Sorry for this misunderstanding.
BR,
Catalin
On 09/14/2015 03:31 PM, Damiano Porta wrote:
HI Catalin,
than you so much for you help.
Yes I found Lucene's FuzzyQuery, but i did not understand one passage. When
I check the term (with typos) against a Lucene Index to find the correct
form, why do I have to use DictionaryNameFinder? I mean..
1. I can create an index with all the correct names
2. CHecking each token against that index to find a match or a word (with a
specific "distance")
3. If I found something i "tag" that word as city without using
DictionaryNameFinder.
I mean, my "dictionary" will be this Lucene's index.
Correct?
Thank you!
Damiano
2015-09-14 13:10 GMT+02:00 Cătălin M. <[email protected]>:
A solution might be to check typos (Gogle, Gooogle) against a Lucene index
that would contain your dictionary of companies, too.
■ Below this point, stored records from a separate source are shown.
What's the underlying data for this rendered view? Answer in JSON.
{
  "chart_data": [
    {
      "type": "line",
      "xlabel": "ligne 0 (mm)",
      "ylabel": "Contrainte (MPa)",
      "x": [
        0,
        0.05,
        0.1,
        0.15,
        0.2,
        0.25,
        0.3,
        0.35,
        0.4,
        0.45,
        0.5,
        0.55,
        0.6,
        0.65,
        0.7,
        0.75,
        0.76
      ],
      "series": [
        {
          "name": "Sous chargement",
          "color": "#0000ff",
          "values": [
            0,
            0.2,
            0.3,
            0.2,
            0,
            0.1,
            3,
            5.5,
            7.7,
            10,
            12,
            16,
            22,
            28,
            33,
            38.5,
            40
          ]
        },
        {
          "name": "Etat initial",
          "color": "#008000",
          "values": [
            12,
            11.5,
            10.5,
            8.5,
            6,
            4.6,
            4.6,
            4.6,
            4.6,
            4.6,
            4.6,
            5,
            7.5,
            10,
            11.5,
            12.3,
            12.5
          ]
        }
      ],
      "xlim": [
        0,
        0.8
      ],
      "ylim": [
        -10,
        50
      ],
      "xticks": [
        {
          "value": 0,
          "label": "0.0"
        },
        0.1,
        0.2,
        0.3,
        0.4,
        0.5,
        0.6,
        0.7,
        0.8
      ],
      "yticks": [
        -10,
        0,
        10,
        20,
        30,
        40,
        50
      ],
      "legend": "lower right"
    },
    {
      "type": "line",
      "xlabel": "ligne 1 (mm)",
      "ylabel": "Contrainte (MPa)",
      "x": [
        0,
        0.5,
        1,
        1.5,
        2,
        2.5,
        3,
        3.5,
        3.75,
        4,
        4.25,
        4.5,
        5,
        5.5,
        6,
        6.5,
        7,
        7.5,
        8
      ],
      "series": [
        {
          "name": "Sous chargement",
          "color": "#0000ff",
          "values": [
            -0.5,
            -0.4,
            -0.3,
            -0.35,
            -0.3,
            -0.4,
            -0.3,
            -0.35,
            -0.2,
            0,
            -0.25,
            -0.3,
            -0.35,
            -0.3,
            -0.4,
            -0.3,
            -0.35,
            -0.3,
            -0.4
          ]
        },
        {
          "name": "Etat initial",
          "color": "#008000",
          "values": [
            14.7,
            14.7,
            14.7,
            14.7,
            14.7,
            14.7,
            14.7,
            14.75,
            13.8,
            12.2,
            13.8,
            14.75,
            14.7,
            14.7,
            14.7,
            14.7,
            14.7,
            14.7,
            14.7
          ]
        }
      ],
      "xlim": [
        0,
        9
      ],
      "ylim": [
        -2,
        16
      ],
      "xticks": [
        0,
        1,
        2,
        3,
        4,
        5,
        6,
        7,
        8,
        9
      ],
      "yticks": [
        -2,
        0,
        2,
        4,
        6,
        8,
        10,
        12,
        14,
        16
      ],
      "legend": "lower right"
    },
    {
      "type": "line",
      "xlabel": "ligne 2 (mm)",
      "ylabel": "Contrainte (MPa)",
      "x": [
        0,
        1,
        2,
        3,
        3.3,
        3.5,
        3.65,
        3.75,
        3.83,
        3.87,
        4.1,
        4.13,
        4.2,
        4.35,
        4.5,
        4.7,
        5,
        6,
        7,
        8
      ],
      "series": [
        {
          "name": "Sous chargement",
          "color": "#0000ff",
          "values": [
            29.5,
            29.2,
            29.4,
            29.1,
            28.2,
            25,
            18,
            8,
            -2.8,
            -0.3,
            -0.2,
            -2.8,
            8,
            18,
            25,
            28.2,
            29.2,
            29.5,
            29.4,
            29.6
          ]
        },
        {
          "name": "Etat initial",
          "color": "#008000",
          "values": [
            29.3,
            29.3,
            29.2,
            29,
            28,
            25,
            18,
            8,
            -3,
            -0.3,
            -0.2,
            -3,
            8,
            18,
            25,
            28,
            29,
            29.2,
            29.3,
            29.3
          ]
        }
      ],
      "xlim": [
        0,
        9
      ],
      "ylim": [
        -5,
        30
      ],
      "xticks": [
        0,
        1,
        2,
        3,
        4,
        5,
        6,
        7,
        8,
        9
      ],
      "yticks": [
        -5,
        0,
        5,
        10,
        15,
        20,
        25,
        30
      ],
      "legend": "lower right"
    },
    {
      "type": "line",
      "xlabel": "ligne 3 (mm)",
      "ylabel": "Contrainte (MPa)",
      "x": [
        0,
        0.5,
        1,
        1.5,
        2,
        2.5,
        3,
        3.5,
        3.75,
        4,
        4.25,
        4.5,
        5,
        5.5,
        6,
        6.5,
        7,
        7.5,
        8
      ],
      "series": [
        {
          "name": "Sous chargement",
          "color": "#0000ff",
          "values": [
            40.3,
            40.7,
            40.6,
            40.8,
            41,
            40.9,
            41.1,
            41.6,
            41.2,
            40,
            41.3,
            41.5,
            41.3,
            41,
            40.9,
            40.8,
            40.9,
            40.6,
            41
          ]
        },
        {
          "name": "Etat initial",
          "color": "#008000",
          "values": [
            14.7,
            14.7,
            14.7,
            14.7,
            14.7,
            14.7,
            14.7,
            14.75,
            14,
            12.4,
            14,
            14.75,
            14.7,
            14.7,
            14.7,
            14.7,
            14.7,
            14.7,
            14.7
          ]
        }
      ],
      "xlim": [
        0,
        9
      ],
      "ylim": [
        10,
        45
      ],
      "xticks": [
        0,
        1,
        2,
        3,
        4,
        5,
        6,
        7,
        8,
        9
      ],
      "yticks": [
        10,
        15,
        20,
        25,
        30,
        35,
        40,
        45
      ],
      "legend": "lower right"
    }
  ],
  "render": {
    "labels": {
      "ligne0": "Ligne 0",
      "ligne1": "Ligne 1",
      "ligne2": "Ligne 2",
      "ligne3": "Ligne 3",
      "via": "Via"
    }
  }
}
Using the FuzzyQuery
you would find the correct form => "Google" and then use this correct orm
in your DictionaryNameFinder.
Please let me know if it seems feasible.
BR,
Catalin
On 09/13/2015 10:35 PM, Damiano Porta wrote:
Hi Catalin,
Can i use it with DictionaryNameFinder?
Thanks
Damiano
Il giorno Dom 13 Set 2015 21:08 Catalin Mititelu <
[email protected]>
ha scritto:
Hi Damiano,
You may try Lucene fuzzy query which is based on Levenstein distance.
BR,
Catalin
On 09/13/2015 09:59 PM, Damiano Porta wrote:
Hello,
I have created a very big dictionary of companies, it is around 3M.
At the moment i am using DictionaryNameFinder class, but I need to
implement something to find typos like Gogle/Gooogle Inc etc.
I read something about leveinstain distance, is this implementend in
OpenNLP?
It seems good but i read it takes a lot of times if the words are many
(my
case).
What should i do?
Thanks!
Damiano